侍衛頭子苦笑“他們是很早就出去,我們也是後麵才收到消息。”
訓話侍衛一梗“我不管,你放他們出去,你就得自己去領罰,主的意思是……剝離金丹修為,降為築基。現在就去吧。”
作為散修,修煉到金丹期是很不容易的一件事。他們住的那一帶還一向恃強淩弱,更何況他還是一個家族的頂梁柱,這要是變成築基期,肯定會被彆人趕出去。
侍衛頭子臉色一變,立馬供出凶手“不,不是我,我其實有聽說,是他,是阿黃,非要放舞女出去的,我怎麼勸他都不聽!”
訓話侍衛臉色一凝“你?那好吧,你跟我去見大人。”
阿黃背後有人,這是人儘皆知的事。
就連他也不敢教訓他。隻能帶去讓主上親自處理。
阿黃被人架著見了元彥博。
秋雨在旁邊冷著一張臉,臉色十分難看。
元彥博笑了“是你啊。我聽封紅說過你。”
阿黃不卑不亢“卑職見過主。”
元彥博輕聲問“聽說你做主,放了舞女出去。”這句話並不是疑問,而是強有力的肯定。
阿黃神色淡然“是。”
元彥博咪起眼,丟了一個杯子,硬生生砸破他的腦袋,所有人大氣都不敢喘一聲,連絲竹聲都停住。
元彥博含著笑,“好的很,敢違背我的意思?”
阿黃雲淡風輕“卑職不敢。”
元彥博淡淡道“你哪裡不敢,你現在都可以陽奉陰違了。是覺得有封紅在後麵護著你,連我的話也不聽了?”

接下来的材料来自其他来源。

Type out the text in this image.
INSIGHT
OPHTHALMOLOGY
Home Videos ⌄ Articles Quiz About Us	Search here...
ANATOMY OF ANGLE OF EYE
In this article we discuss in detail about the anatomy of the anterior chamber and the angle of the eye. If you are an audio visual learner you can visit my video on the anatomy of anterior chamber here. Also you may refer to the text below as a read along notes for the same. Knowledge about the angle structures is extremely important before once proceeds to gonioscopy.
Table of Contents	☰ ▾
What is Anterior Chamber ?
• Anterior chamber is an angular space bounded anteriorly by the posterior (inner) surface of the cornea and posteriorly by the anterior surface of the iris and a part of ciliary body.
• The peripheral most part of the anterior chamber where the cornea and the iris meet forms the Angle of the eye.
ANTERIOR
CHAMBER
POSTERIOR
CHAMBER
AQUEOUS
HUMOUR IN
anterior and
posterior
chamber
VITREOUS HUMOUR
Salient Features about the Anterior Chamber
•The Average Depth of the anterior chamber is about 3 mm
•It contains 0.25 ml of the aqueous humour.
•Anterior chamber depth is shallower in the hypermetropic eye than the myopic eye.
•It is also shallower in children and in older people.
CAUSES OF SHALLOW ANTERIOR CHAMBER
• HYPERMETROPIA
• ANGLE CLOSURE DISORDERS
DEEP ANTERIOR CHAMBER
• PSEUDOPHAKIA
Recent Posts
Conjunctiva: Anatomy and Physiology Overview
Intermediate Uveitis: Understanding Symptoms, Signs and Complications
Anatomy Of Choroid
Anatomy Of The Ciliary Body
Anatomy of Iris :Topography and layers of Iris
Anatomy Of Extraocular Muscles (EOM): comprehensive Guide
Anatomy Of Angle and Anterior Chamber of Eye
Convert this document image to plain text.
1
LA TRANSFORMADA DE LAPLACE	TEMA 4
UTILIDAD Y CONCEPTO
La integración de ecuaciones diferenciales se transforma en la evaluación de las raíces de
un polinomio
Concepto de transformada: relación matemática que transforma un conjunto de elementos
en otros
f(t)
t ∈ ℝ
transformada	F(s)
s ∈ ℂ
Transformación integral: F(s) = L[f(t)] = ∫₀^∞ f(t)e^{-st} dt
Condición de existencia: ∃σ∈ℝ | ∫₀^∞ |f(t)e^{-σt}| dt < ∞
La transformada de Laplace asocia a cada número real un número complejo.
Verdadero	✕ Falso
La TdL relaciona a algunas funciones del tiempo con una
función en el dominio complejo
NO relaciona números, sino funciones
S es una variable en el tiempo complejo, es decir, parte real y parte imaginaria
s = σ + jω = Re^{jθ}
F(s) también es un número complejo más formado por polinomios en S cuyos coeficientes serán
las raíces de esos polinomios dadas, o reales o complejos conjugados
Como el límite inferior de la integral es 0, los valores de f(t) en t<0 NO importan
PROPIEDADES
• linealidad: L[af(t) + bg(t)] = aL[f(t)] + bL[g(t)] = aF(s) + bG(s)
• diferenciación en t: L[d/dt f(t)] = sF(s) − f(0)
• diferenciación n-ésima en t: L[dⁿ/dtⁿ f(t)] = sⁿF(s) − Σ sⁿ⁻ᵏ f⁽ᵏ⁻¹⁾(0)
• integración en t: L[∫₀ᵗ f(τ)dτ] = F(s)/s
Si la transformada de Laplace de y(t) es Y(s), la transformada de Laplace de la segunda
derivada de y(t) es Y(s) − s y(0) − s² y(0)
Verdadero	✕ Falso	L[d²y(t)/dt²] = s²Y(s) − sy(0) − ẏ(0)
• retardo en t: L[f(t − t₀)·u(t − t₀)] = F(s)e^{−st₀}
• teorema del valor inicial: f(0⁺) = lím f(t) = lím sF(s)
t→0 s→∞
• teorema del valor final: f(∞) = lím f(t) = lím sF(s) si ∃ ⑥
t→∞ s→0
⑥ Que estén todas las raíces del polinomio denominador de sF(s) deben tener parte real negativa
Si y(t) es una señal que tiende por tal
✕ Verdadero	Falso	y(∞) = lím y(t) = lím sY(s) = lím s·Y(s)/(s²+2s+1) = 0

阿黃簡短解釋道“閣裡的規矩本就可以允許舞女出入。主的意思在舞女之後才傳到卑職這裡。”
元彥博又笑了,讓所有人不寒而栗“你是在怪我?”
阿黃低頭“卑職不敢。”
元彥博朝秋雨招了招手,秋雨忍著恐懼,努力讓自己看上去正常,躺在他懷裡。
明明在男人的懷裡,她卻沒有感覺到絲毫的暖意,反而冷得嚇人。
她聽到抱她的人淡淡道“拖下去打死。”
所有人眼睜睜看著阿黃跟著那人,表情輕鬆的像是要去吃飯。
“等封紅回來,也記得告訴她。”元彥博似乎有點懊惱,又吩咐道“還有縱容他的侍衛,送他一起。”
侍衛嘴上應了,腳步飛快地離開。
秋雨十分清楚聽到元彥博又道“唉,要不是現在關鍵時刻,不好大張旗鼓,否則追也要追上。”
他聲音充滿遺憾,卻幾乎讓秋雨如墜冰窟。
元彥博興奮高漲,捏了捏她的下巴“你,去灑個花給我看看。”
秋雨不敢反抗,動作十分僵硬且機械化在方才跳舞的地方灑花。
元彥博搖搖頭“不好看,不像她。”
這句話居然讓秋雨鬆了一口氣,才反應過來背後都是冷汗。留意到那人說起‘她’下麵的反應,又渾身僵硬。
果不其然,元彥博揮揮手,帶著方才令她癡迷的笑意道“乖孩子,快過來。”
明明是她之前最滿意的反應,她現下隻覺得心慌得厲害,硬著頭皮勾起一抹笑,走過去,直接硬生生坐他腿上。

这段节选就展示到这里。